Strict regulations are introduced to govern the establishment and operation of commodity exchanges12, clearing houses, and warehouses requiring mandatory registration with the SEC. Individuals or entities operating without registration face severe penalties, including imprisonment of up to 5 years, or a minimum fine of N10 million or N3 million for warehouse operators; or both. The Commission also has the power to impose additional daily fines for continued violations. To maintain market stability, the Commission has emergency powers to intervene in cases of market manipulation or disturbances. Furthermore, only registered entities may use titles such as Commodity Exchange, Clearing House, Broker, or Trading Adviser, with unauthorised use incurring a N10 million fine, plus N20,000 per day for continued violations.

11. Mandatory use of Legal Entity Identifiers:

Every market participant is mandated to own and use a unique identification code known as the Legal Entity Identifier (LEIs)13 in all securities transactions. LEIs are globally recognised tools used to improve traceability and transparency. The essence of this is to make it easier to monitor the flow of funds and identify potential risks or irregularities.

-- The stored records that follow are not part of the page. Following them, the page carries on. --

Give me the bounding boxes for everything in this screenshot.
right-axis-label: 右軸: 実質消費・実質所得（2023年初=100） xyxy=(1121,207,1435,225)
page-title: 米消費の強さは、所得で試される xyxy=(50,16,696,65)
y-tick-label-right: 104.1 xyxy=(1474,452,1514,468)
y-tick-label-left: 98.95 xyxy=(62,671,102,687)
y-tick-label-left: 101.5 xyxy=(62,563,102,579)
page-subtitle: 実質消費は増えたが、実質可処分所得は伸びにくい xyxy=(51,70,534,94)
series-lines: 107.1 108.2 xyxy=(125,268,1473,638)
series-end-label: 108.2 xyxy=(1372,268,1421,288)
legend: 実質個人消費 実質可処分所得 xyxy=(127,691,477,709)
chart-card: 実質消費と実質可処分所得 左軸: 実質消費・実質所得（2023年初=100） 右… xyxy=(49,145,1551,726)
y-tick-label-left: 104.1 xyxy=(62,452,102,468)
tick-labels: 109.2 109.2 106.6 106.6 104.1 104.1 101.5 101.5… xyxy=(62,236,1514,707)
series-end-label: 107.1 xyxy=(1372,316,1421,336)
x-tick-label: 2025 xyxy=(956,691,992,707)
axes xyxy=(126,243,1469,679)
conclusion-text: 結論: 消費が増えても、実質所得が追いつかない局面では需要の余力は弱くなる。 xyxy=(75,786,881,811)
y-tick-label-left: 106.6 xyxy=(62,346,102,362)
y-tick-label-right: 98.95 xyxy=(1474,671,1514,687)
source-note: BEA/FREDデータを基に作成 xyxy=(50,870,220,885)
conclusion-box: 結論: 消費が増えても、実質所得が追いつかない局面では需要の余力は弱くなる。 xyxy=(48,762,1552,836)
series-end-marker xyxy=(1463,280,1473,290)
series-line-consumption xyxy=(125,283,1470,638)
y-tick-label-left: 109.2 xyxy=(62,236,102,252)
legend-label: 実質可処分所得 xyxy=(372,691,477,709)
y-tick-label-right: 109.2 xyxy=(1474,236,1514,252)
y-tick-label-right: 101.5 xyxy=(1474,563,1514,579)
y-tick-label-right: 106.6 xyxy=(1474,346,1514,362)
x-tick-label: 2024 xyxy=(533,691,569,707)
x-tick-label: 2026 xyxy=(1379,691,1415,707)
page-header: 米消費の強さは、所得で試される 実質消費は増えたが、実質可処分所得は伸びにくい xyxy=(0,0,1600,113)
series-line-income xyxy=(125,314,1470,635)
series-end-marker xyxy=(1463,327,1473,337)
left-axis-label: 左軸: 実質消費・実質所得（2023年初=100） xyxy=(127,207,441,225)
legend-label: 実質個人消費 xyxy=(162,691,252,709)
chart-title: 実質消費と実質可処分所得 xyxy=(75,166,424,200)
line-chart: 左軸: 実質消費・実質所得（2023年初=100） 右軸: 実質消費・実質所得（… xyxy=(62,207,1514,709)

12. Avenue for sub-national Fundraising:

The Act further grants flexibility to State and local governments to raise funds through the capital markets for public projects like infrastructure or healthcare14. This reform could open new financing windows for infrastructure development, especially for states seeking alternative means to fund projects without over-relying on federal allocations or commercial borrowing.

Conclusion:

The Investments and Securities Act 2025 marks a significant advancement in Nigeria's capital market regulatory framework. By enhancing the oversight authority of the Securities and Exchange Commission (SEC), criminalising fraudulent investment schemes, regulating digital assets, and establishing robust provisions for financial market infrastructures, the Act reinforces transparency, accountability, and investor protection, setting a new benchmark for market integrity in the country.

Footnotes

1 Tinubu signs Investment Securities bill into law – Punch Newspaper

2 Section 1(4), 3(4)(l), (n), (q) and (r) of the ISA Act 2025

3 Section 27 of the ISA Act 2025

4 Section 3 of the ISA Act 2025

5 ISA 2025: Ponzi schemes promoters in Nigeria now face 10 years jail term – Nairametrics

6 Section 350 of the ISA ACt 2025

7 Section 3(4)(j) of the ISA Act 2025

8 Section 82 -84 of the ISA Act 2025

9 Section 42 -44 of the ISA Act 2025

10 Section 45 – 51 of the ISA Act 2025

11 Section 95 of the ISA Act 2025

12 Section 222 – 229 of the ISA Act 2025

13 Section 123 of the ISA Act 2025

14 Section 259 – 264 of the ISA Act 2025

The content of this article is intended to provide a general guide to the subject matter. Specialist advice should be sought about your specific circumstances.